Passkeys give users a simple and secure way to sign in to Apple and authenticate without passwords. Gemini in this first phase of development only supports passkeys as a way to authenticate, and can be used in place of another two-factor authentication method.
What are passkeys: if you want the technical details
At a technical level, a passkey is an asymmetric keypair, stored securely on the device's Secure Enclave, and is never exposed to an application process via a strictly minimal API.
Passkeys are expected to be used in conjunction with a backend supporting the Webauthn protocol. A backend server provides a challenge, the mobile app signs the challenge with its private key, and then the backend server is able to verify the signature using a previously registered public key.
Passkeys can also be used to authenticate across platforms. A user can begin to authenticate with a web browser that doesn't actually have a valid keypair. It can prompt the user to either insert a USB key or use a QR code. The QR code is used to establish an encrypted connection with a user’s mobile device. This is called CTAP2. It allows the user’s device to securely sign the challenge and then relay it back to the server. This allows you to authenticate through a device you may not be comfortable exposing your password to.
Why should I use passkeys?
Passkeys keep your account safe and secure more so than other authentication methods by reducing fraud and account takeover scenarios. Accounts registered with passkeys are not phish-able, and are inherently more secure than other 2FA mechanisms we have of email or phone verification. The private key is never exposed, not even to the app.
How do I opt-in?
Opt-into passkeys by navigating to your Account Settings > Security on web or mobile and locate “passkeys.” From there, you can easily create a passkey for 2FA use during login and withdrawal flows.
What if I’m an Android user?
Passkeys are only available for web platforms and iOS mobile devices. Google is actively working on their own solution for the Android operating system, and once that is available Gemini will expand the use of passkeys across all platforms.
How do I authenticate using passkeys?
Once you are opted-into passkeys, it will become your default 2-factor authentication method across both web and mobile for all relevant flows i.e. login and withdrawals.

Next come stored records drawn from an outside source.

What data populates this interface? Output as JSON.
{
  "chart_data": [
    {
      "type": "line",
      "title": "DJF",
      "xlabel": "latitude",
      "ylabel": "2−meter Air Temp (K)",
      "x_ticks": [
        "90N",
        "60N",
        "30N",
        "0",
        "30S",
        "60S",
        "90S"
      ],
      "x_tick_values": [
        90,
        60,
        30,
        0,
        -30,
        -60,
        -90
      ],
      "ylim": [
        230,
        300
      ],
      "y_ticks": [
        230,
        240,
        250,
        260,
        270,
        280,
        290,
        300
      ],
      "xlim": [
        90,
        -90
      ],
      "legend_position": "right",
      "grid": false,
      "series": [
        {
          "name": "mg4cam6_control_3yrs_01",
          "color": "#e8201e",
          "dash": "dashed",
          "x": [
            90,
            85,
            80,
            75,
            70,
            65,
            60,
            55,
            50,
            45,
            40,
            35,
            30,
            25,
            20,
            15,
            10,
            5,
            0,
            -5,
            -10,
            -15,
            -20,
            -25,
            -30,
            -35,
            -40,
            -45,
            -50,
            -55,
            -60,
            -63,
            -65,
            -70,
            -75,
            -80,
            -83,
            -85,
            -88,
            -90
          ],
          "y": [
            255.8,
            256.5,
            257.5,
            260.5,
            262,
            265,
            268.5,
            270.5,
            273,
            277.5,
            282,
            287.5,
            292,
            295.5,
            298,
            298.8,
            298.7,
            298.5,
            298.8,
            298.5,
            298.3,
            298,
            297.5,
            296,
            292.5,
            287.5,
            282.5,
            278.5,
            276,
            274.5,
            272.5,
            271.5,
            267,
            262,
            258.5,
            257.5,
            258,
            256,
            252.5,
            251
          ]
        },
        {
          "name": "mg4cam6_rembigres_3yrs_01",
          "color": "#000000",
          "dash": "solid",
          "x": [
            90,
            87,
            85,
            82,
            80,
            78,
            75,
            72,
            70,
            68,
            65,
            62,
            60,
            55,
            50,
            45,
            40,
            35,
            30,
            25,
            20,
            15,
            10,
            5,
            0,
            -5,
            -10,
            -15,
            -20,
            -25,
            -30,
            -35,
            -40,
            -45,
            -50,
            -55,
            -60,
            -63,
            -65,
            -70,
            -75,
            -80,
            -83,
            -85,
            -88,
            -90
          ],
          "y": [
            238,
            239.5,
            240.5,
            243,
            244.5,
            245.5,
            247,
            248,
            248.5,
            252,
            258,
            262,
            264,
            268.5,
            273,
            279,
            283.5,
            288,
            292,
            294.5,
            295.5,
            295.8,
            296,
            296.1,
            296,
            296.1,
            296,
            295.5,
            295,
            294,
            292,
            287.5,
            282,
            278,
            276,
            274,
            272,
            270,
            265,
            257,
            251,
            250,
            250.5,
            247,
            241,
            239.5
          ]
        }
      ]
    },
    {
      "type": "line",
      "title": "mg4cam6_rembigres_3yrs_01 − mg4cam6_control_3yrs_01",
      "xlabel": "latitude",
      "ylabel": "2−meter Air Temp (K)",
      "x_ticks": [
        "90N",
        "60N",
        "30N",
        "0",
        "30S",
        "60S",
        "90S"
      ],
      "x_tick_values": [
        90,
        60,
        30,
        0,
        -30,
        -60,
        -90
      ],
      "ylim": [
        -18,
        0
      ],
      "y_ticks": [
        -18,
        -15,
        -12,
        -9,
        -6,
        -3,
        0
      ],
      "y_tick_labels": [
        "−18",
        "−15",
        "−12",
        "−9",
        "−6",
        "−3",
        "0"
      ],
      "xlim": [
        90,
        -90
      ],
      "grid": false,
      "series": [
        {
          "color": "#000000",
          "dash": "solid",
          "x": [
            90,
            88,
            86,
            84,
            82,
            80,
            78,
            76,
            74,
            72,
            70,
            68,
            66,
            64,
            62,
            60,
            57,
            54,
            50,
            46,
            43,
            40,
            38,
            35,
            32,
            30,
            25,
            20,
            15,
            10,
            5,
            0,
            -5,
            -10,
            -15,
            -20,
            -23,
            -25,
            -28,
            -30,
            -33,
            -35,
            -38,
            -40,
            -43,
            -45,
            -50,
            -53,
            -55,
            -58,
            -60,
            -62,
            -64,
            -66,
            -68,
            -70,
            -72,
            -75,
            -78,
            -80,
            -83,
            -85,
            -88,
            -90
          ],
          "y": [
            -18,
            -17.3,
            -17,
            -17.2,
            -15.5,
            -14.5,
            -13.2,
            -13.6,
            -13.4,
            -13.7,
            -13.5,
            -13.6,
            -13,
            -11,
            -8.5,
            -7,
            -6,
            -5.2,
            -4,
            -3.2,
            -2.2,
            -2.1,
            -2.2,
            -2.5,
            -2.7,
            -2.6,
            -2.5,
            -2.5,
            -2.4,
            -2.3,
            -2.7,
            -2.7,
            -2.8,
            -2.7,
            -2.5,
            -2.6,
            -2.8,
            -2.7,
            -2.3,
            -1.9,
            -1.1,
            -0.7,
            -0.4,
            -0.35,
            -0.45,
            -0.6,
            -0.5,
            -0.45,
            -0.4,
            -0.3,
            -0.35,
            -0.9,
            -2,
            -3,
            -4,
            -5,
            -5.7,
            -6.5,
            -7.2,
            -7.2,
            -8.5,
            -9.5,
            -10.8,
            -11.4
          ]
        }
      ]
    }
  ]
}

Passkeys that are created on a given device will simply require biometric authentication for 2FA use. If you are using passkeys to authenticate on a non-primary device where the passkey isn’t directly stored, the device will prompt a QR code to connect to the primary device. For example, if you set up passkeys on your phone, and then login on your computer, you will be prompted to scan a QR code from the web experience. Open up the camera app on your phone to scan the QR code, and follow the instructions to finish authentication.
Am I eligible?
All Gemini operational countries are eligible for Passkey usage at time of launch. Per above, if you are and Android user, passkeys aren’t currently available for use on those devices.
Upcoming improvements to Passkeys on Gemini
In the coming months, Gemini will expand passkeys use for login as well as authentication. On iOS devices, once enabling passkeys, users will be able to simply rely on biometric methods of auth (Face ID or Touch ID) to gain access to Gemini web and iOS mobile app.
This improvement will allow users to login without user or password credentials, alleviating a common pain point when customers forget their passwords or just don’t want to have to type in a long user password.
Additionally, as soon as passkey parity is achieved by Google, Gemini will also work to support their solution so users are covered across devices and platforms.